Tampaknya, berita tentang Kerajaan Allah pertama kali mencapai Botswana pada tahun 1929, ketika seorang saudara ikut dalam pekerjaan pengabaran di sana selama beberapa bulan. Joshua Thongoana dilantik sebagai pengawas wilayah di Botswana pada tahun 1956.g Ia mengenang bahwa pada waktu itu, lektur yang dicetak oleh Saksi-Saksi Yehuwa dilarang di sana.
Para utusan injil yang bersemangat telah menuai hasil baik di daerah yang produktif ini. Blake dan Gwen Frisbee bersama Tim dan Virginia Crouch telah bekerja keras untuk mempelajari bahasa Tswana. Di daerah utara, Veijo dan Sirpa Kuismin dengan antusias memberikan bantuan rohani kepada penduduk.

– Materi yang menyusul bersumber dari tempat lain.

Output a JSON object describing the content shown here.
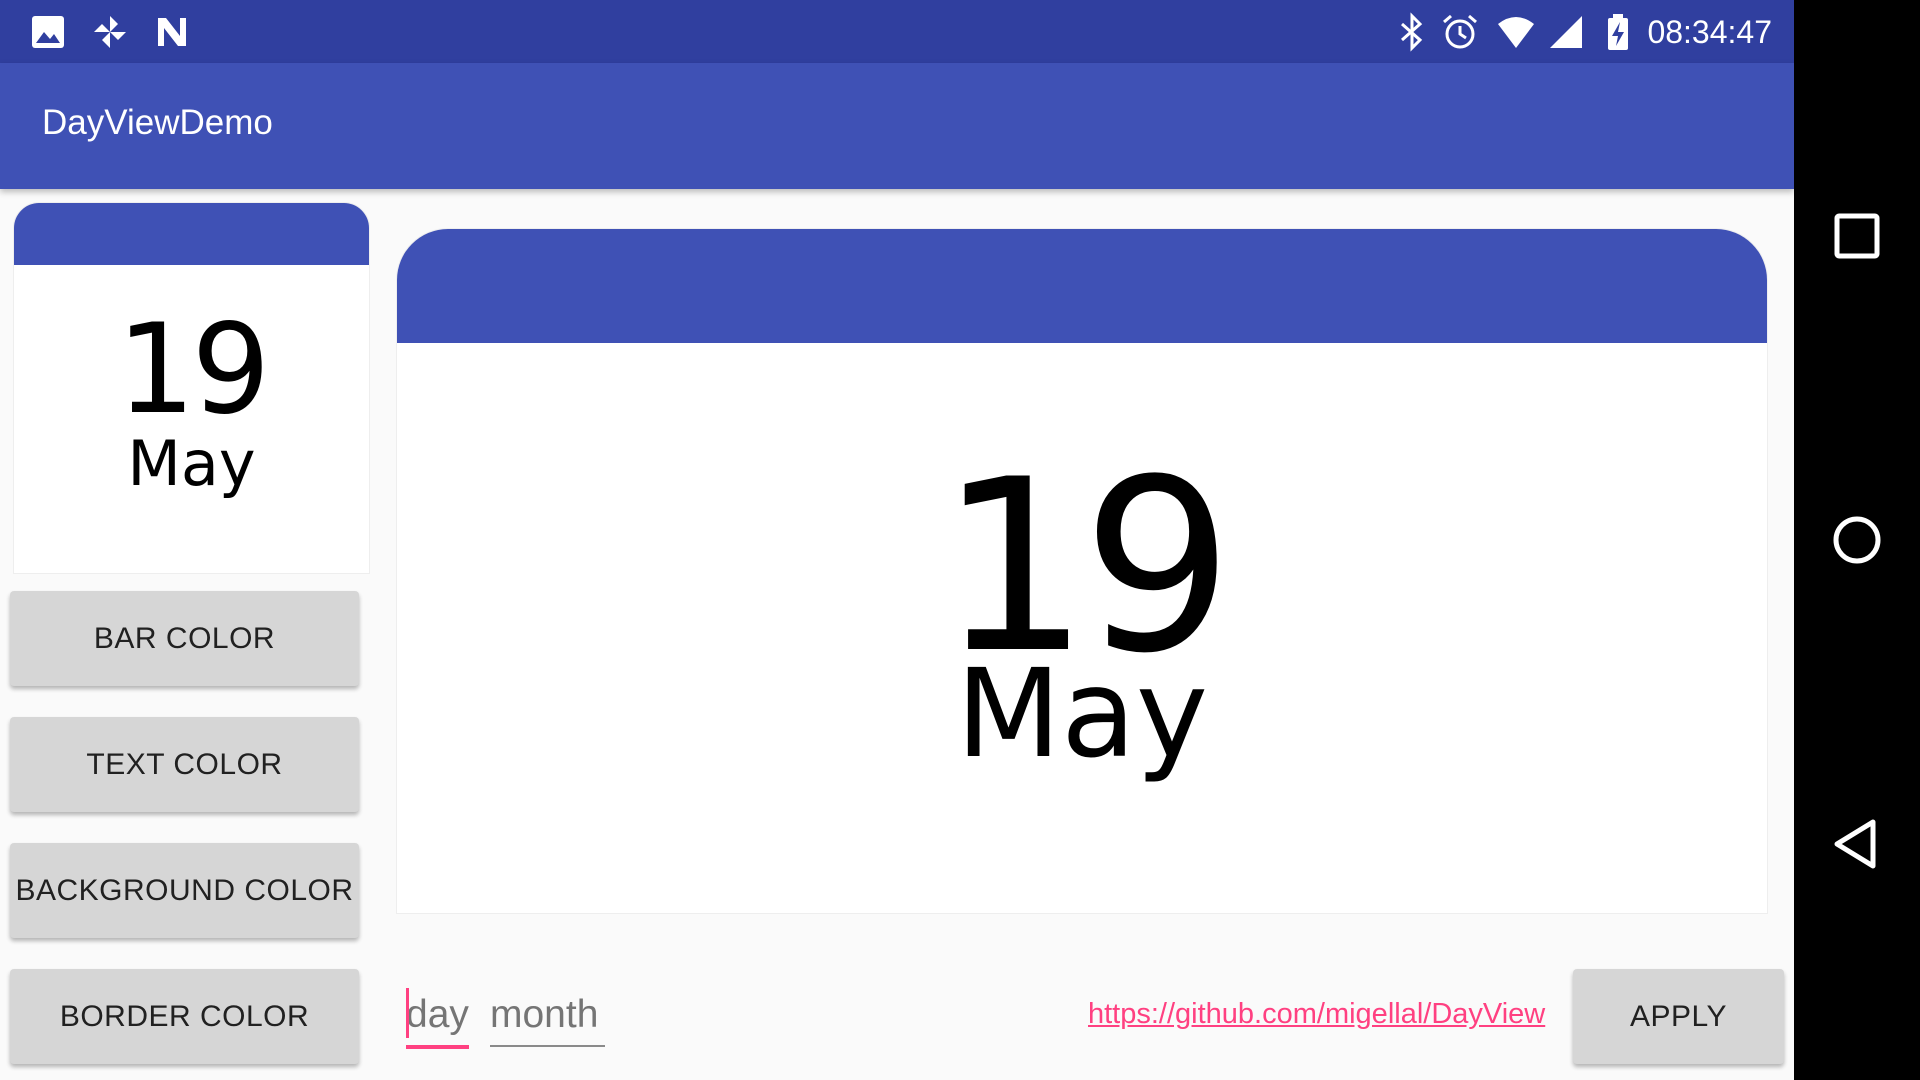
{
  "status_bar": {
    "time": "08:34:47",
    "left_icons": [
      "image-icon",
      "pinwheel-icon",
      "n-logo-icon"
    ],
    "right_icons": [
      "bluetooth-icon",
      "alarm-icon",
      "wifi-icon",
      "signal-icon",
      "battery-charging-icon"
    ]
  },
  "app_bar": {
    "title": "DayViewDemo"
  },
  "small_day_view": {
    "day": "19",
    "month": "May",
    "bar_color": "#3f51b5"
  },
  "large_day_view": {
    "day": "19",
    "month": "May",
    "bar_color": "#3f51b5"
  },
  "buttons": {
    "bar_color": "BAR COLOR",
    "text_color": "TEXT COLOR",
    "background_color": "BACKGROUND COLOR",
    "border_color": "BORDER COLOR",
    "apply": "APPLY"
  },
  "inputs": {
    "day_placeholder": "day",
    "month_placeholder": "month"
  },
  "link": {
    "text": "https://github.com/migellal/DayView"
  },
  "nav_bar": {
    "icons": [
      "recents-square-icon",
      "home-circle-icon",
      "back-triangle-icon"
    ]
  },
  "colors": {
    "primary": "#3f51b5",
    "primary_dark": "#303f9f",
    "accent": "#ff4081"
  }
}
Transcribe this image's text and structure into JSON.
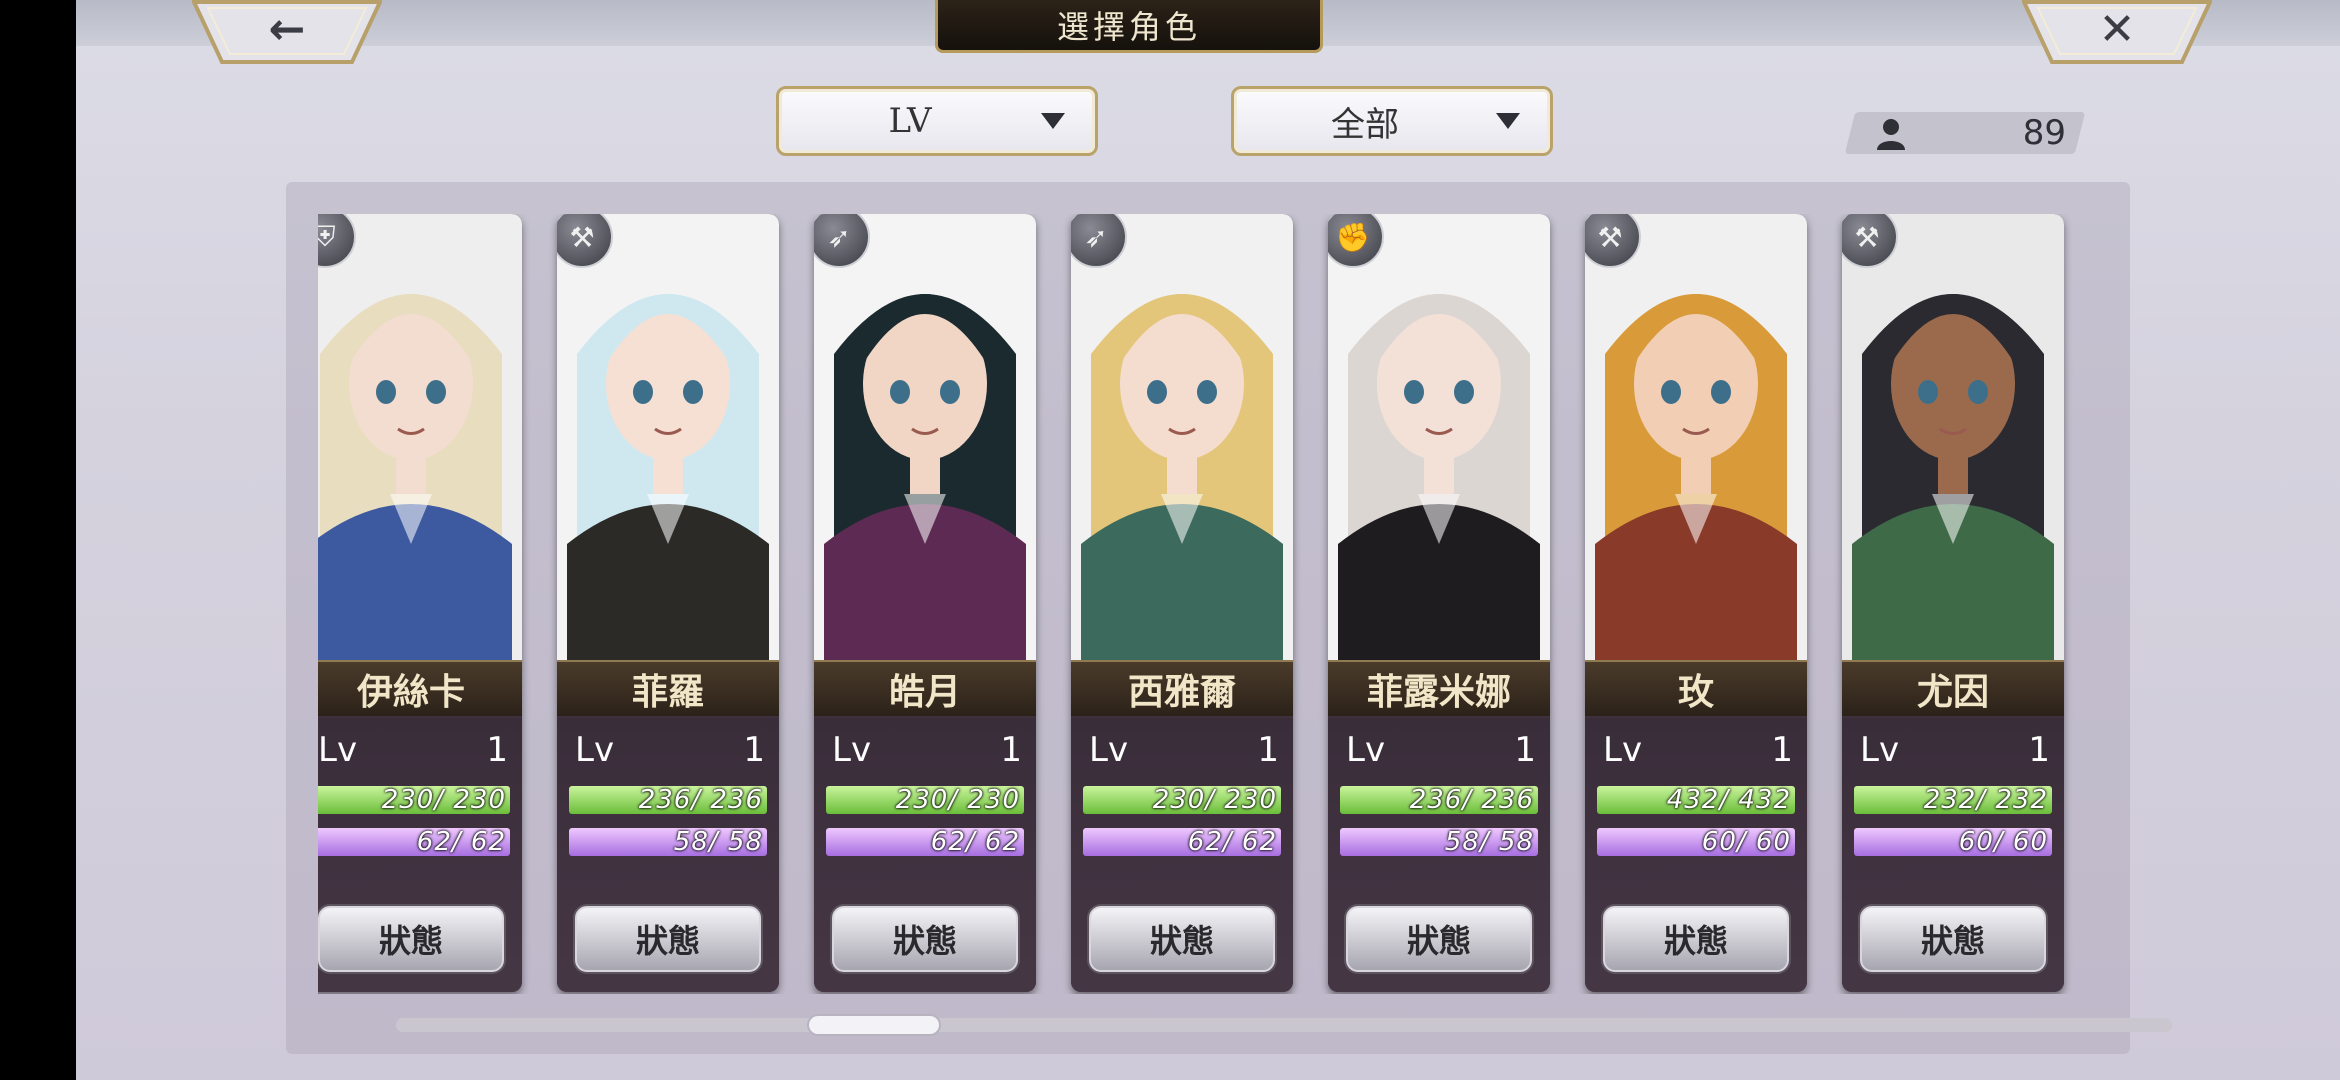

Di bagian selatan negeri ini, Hugh dan Carol Cormican memperlihatkan semangat utusan injil yang berapi-api. Hugh mengisahkan, ”Di sidang kami, ada seorang saudara berusia 12 tahun bernama Eddie. Sejak usia sangat muda, ia ingin sekali belajar membaca supaya dapat menjadi siswa Sekolah Pelayanan Teokratis dan ikut dalam dinas lapangan. Segera setelah memenuhi syarat sebagai penyiar belum terbaptis, ia menggunakan banyak waktu dalam dinas lapangan dan memulai pelajaran Alkitab dengan salah seorang teman sekelasnya. Sejak dibaptis, Eddie sering melayani sebagai perintis ekstra.”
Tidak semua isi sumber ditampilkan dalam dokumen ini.